American Green said it will take control of all 80 acres of Nipton, which includes an Old West-style hotel, a handful of houses, a caravan park and a coffee shop.
The Arizona-based company said in plans to transform the old Gold Rush town, on the border between California and Nevada, into "an energy-independent, cannabis-friendly hospitality destination".
The listed medical cannabis firm said it plans to bottle and sell cannabis-infused water from Nipton's aquifer. It also intends to expand the solar farm previously installed by the current owner, which provides much of the tiny town's electricity.
The southern Californian town's current owner, Roxanne Lang, will not reveal the price of the deal before the sale closes, but the property was listed at $5m (£3.8m) when it was up for sale last year.
The town's current residents number fewer than two dozen.

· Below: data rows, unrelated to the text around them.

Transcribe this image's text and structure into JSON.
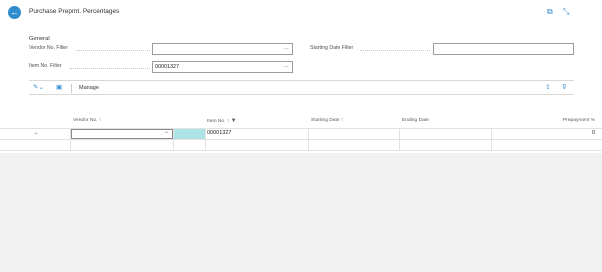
{
  "header": {
    "title": "Purchase Prepmt. Percentages",
    "icons": [
      "back-arrow-icon",
      "open-new-window-icon",
      "collapse-icon"
    ]
  },
  "general": {
    "section_title": "General",
    "vendor_filter_label": "Vendor No. Filter",
    "vendor_filter_value": "",
    "item_filter_label": "Item No. Filter",
    "item_filter_value": "00001327",
    "starting_date_filter_label": "Starting Date Filter",
    "starting_date_filter_value": "",
    "lookup_glyph": "…"
  },
  "actionbar": {
    "manage_label": "Manage",
    "icons": [
      "new-icon",
      "edit-list-icon",
      "share-icon",
      "filter-icon"
    ]
  },
  "table": {
    "columns": [
      {
        "label": "Vendor No. ↑"
      },
      {
        "label": "Item No. ↑"
      },
      {
        "label": "Starting Date ↑"
      },
      {
        "label": "Ending Date"
      },
      {
        "label": "Prepayment %"
      }
    ],
    "rows": [
      {
        "indicator": "→",
        "vendor_no": "",
        "item_no": "00001327",
        "starting_date": "",
        "ending_date": "",
        "prepayment_pct": "0"
      },
      {
        "indicator": "",
        "vendor_no": "",
        "item_no": "",
        "starting_date": "",
        "ending_date": "",
        "prepayment_pct": ""
      }
    ]
  },
  "colors": {
    "accent": "#2f8dcd",
    "selected_cell": "#aee3e6",
    "background": "#f1f1f1"
  }
}
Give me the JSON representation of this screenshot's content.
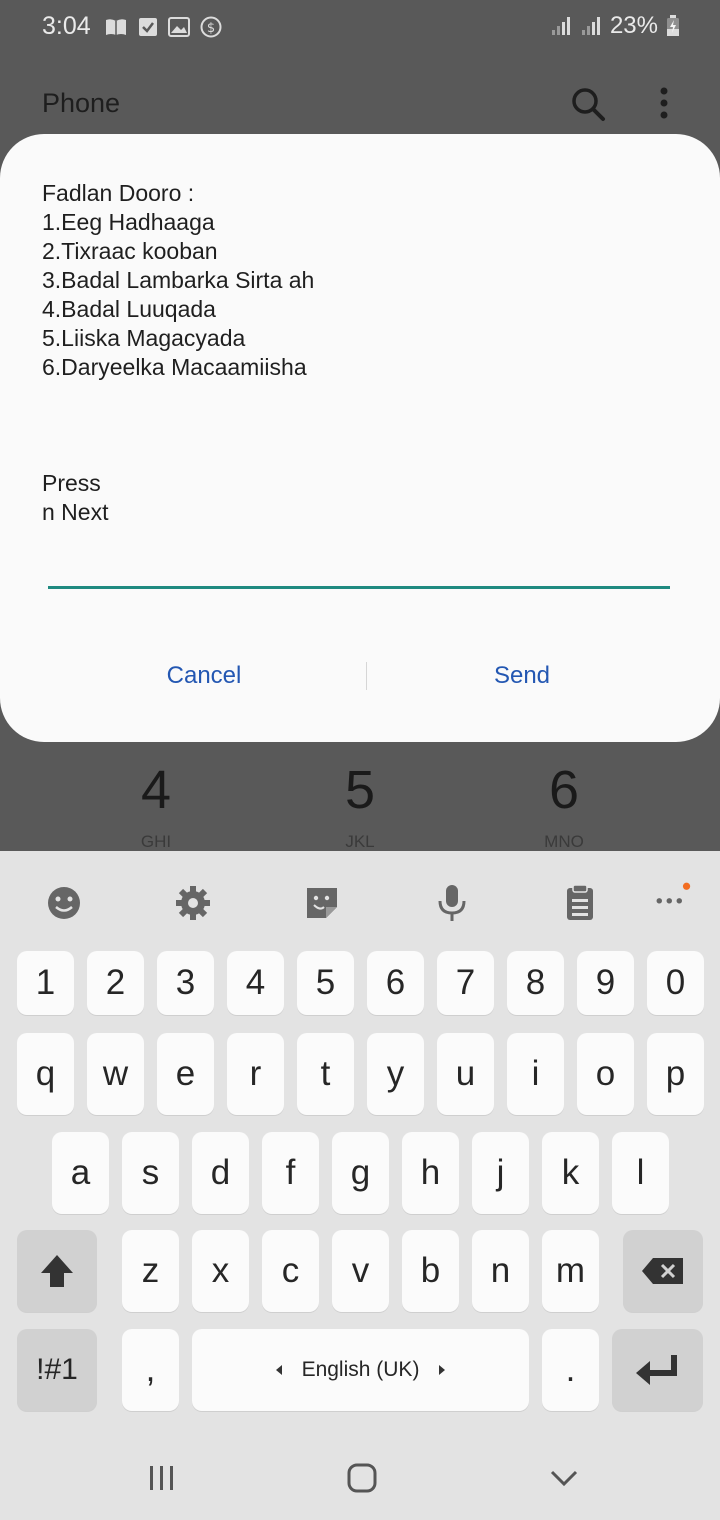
{
  "status_bar": {
    "time": "3:04",
    "battery": "23%"
  },
  "app_bar": {
    "title": "Phone"
  },
  "dialer_keys": [
    {
      "num": "4",
      "letters": "GHI"
    },
    {
      "num": "5",
      "letters": "JKL"
    },
    {
      "num": "6",
      "letters": "MNO"
    }
  ],
  "dialog": {
    "message": "Fadlan Dooro :\n1.Eeg Hadhaaga\n2.Tixraac kooban\n3.Badal Lambarka Sirta ah\n4.Badal Luuqada\n5.Liiska Magacyada\n6.Daryeelka Macaamiisha\n\n\n\nPress\nn Next",
    "input_value": "",
    "cancel_label": "Cancel",
    "send_label": "Send"
  },
  "keyboard": {
    "row_numbers": [
      "1",
      "2",
      "3",
      "4",
      "5",
      "6",
      "7",
      "8",
      "9",
      "0"
    ],
    "row_top": [
      "q",
      "w",
      "e",
      "r",
      "t",
      "y",
      "u",
      "i",
      "o",
      "p"
    ],
    "row_mid": [
      "a",
      "s",
      "d",
      "f",
      "g",
      "h",
      "j",
      "k",
      "l"
    ],
    "row_bottom": [
      "z",
      "x",
      "c",
      "v",
      "b",
      "n",
      "m"
    ],
    "symbols_label": "!#1",
    "comma_label": ",",
    "space_label": "English (UK)",
    "period_label": ".",
    "colors": {
      "background": "#e3e3e3",
      "key": "#fbfbfb",
      "function_key": "#d1d1d1",
      "accent_dot": "#f26d21"
    }
  }
}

One of its major sources of revenue is the California Lottery tickets the general store sells to people who cross the state line from Nevada because they can't buy them there.
"We are excited to lead the charge for a true Green Rush," said American Green chief executive David Gwyther. "The cannabis revolution that's going on here in the US has the power to completely revitalise communities in the same way gold did during the 19th century."
Road to nowhere
The gold rush created Nipton in the early 1900s when the precious metal was found nearby.
But Lang said by the time her late husband Gerald Freeman, a Los Angeles geologist, discovered the place in the 1950s it was already a ghost town. She added that Freeman liked to look for gold in his spare time.
The town is certainly secluded. It is 60 miles south of Las Vegas and 10 miles off the major highway that connects that city to Los Angeles.
"I like to say it's conveniently located in the middle of nowhere," jokes Lang.
This didn't stop Freeman buying the town in 1985. She spent the next 30 years restoring its boutique hotel and general store. He also built canvas-covered "eco cabins" and stocked them with wood-burning stoves and swamp coolers.
The small hotel has become a popular destination with desert aficionados and fans of the Old West, even though it's located so close to a major rail line that moves freight between Los Angeles and Salt Lake City that guests are handed earplugs when they check in.